Yolun ortasın da durmuş gözlerimiz dolu dolu birbirimize bakıyorduk. Masum karan hâlâ buradaydı. O ölmemişti, onu kimse öldüremezdi. Benim sevdiğim adam çocukluğunu yaşayamamıştı. Bizim masumluğumuzu, çocukluğumuzu elimizden almıştılar. Ama biz birlikte olup çocukluğumuzu yeniden yaşatacaktık. Masumluğumuzu yeniden yaşatacaktık. Ona sımsıkı sarılarak başımı boynuna gömüp kokusunu içime çektim. Bir daha hiç soluyamayacakmış gibi dakikalarca kokusunu derin derin çektim ciğerlerime.

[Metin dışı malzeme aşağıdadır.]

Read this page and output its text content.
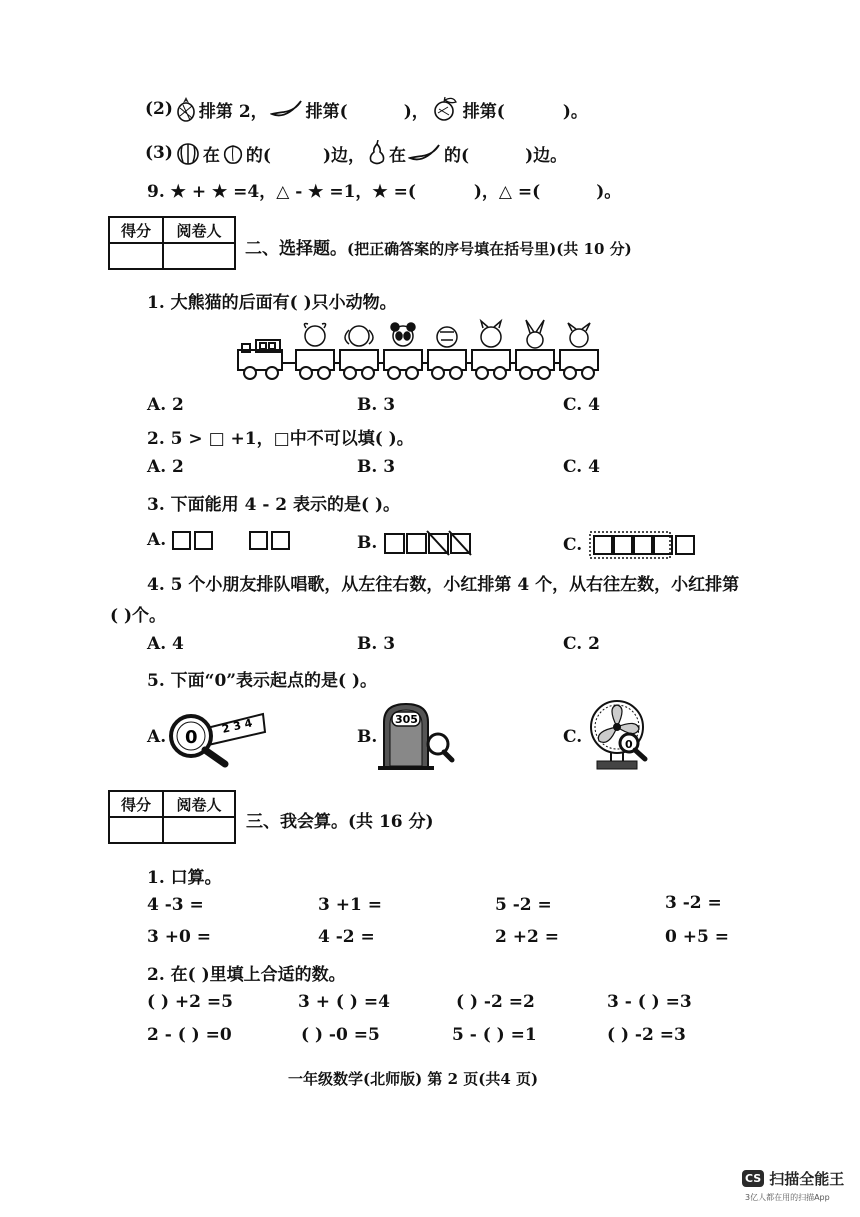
(2) 排第 2， 排第(	)， 排第(	)。
(3) 在 的(	)边， 在 的(	)边。
9. ★ + ★ =4，△ - ★ =1，★ =(	)，△ =(	)。
得分	阅卷人

二、选择题。(把正确答案的序号填在括号里)(共 10 分)
1. 大熊猫的后面有( )只小动物。
A. 2	B. 3	C. 4
2. 5 > □ +1，□中不可以填( )。
A. 2	B. 3	C. 4
3. 下面能用 4 - 2 表示的是( )。
A.	B.	C.
4. 5 个小朋友排队唱歌，从左往右数，小红排第 4 个，从右往左数，小红排第
( )个。
A. 4	B. 3	C. 2
5. 下面“0”表示起点的是( )。
A.
2 3 4
0	B.
305
C.	0
得分	阅卷人

三、我会算。(共 16 分)
1. 口算。
4 -3 =	3 +1 =	5 -2 =	3 -2 =
3 +0 =	4 -2 =	2 +2 =	0 +5 =
2. 在( )里填上合适的数。
( ) +2 =5	3 + ( ) =4	( ) -2 =2	3 - ( ) =3
2 - ( ) =0	( ) -0 =5	5 - ( ) =1	( ) -2 =3
一年级数学(北师版) 第 2 页(共4 页)
CS 扫描全能王
3亿人都在用的扫描App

"Belki sana içimde ki duyguları belli edemem, ama onun yerine sımsıkı sarılırım, saçlarını okşarım, seninle birlikte hıçkıra hıçkıra ağlarım, seni göğsüm de uyuturum, benden öyle süslü laflar bekleme komutan. Sen beni her türlü anlarsın,
her zerrem her zerrene aşık fırtına."
Kollarını sıkılaştırarak beni daha da çok sarmalarken ağlamamak için savaş veriyordum. Sessiz kalıp birbirimize sarılı bir şekil de durmaya devam ederken ıssız yolu sessizlikten kurtaran silah sesi olmuştu. Bedenim sarsılırken ikinci silah sesi duyuldu, bedenim tekrardan sarsılmıştı. Karan'ın kolları arasın da olan bedenim kaskatı kesilmişti. Nefes alamazken boş yolda karan'ın kaykırışı yankılandı.

"ASEL!!"
Karan yere düştüğün de gözleri yarı açık ona bakarken zorlukla nefes alıyordum. Gözlerim kendini karanlığa hapsetmek için uğraşırken inatla direniyordum. Başım karan'ın dizine yaslı dururken karan'ın hıçkırığı ıssız yolda yankılandı.
"Bırakma beni, gitme! Gitme, ne olur gitme! Gidersen yapamam gitme! Yalvarırım gitme asel'im gitme! Kapatma gözlerini kapatma!!"
Ağzımı konuşmak için açmaya zorlarken karan'ın göz yaşları yüzümü ıslatıyordu.
"En güzel hayalimdin fırtına."
Nefesim tükenirken gözlerimi sonsuz karanlığa hapsettim. Yolun sonuna gelmiştik...

Karandan

"Gitme, gitme ne olur gitme."
Gitme...gitme..bir tek gitme diyebildim sana..daha fazlasını diyemeden kapattın gözlerini, ışığımı söndürdün. Asel kucağım da koşarak askeriyenin önüne geldiğim de etrafı sarsacak derece bağırdım.
"Yardım edin! Yardım edin çabuk arabayı hazırlayın! Hastaneye gitmemiz lazım çabuk!!"
Askerler benim bağırışımla telaşla arabaya giderken alya bağırarak yanıma geldi.
"Ne oldu asele! Ne oldu!"
"Alya bir şey yap kurtar onu, yaşasın o alya!"
Yalvararak ona bakarken hıçkırarak bana baktı.
"Ben bir şey yapamam, büyük hastaneye gitmesi lazım."

"Komutanım!Araba hazır!"
Koşarak arabaya gidip dikkatlice bindiğim de asel'in saçlarını okşayıp fısıldadım.
"Gidemezsin, izin vermem gidemezsin.."

☘️☘️☘️

Hastaneye geldiğimiz de asel'i direk ameliyathaneye almışlardı. Akın, damla, alya, sessizce durup ağlarken gözlerimi ameliyathane kapısına dikmiş ağlamamak için savaş veriyordum. O yaşayacak. Biz beraber ağlayacağız, o bana sarılacak, biz beraber güleceğiz, o benim saçlarımı okşayacak, beraber uyuyacağız, biz yaşlanıp beraber kol kola yürüyeceğiz. Gitmeyecek, beni bırakmayacak, benim kıymetlim beni bırakmaz ki..benim mutluluğum beni bırakmaz...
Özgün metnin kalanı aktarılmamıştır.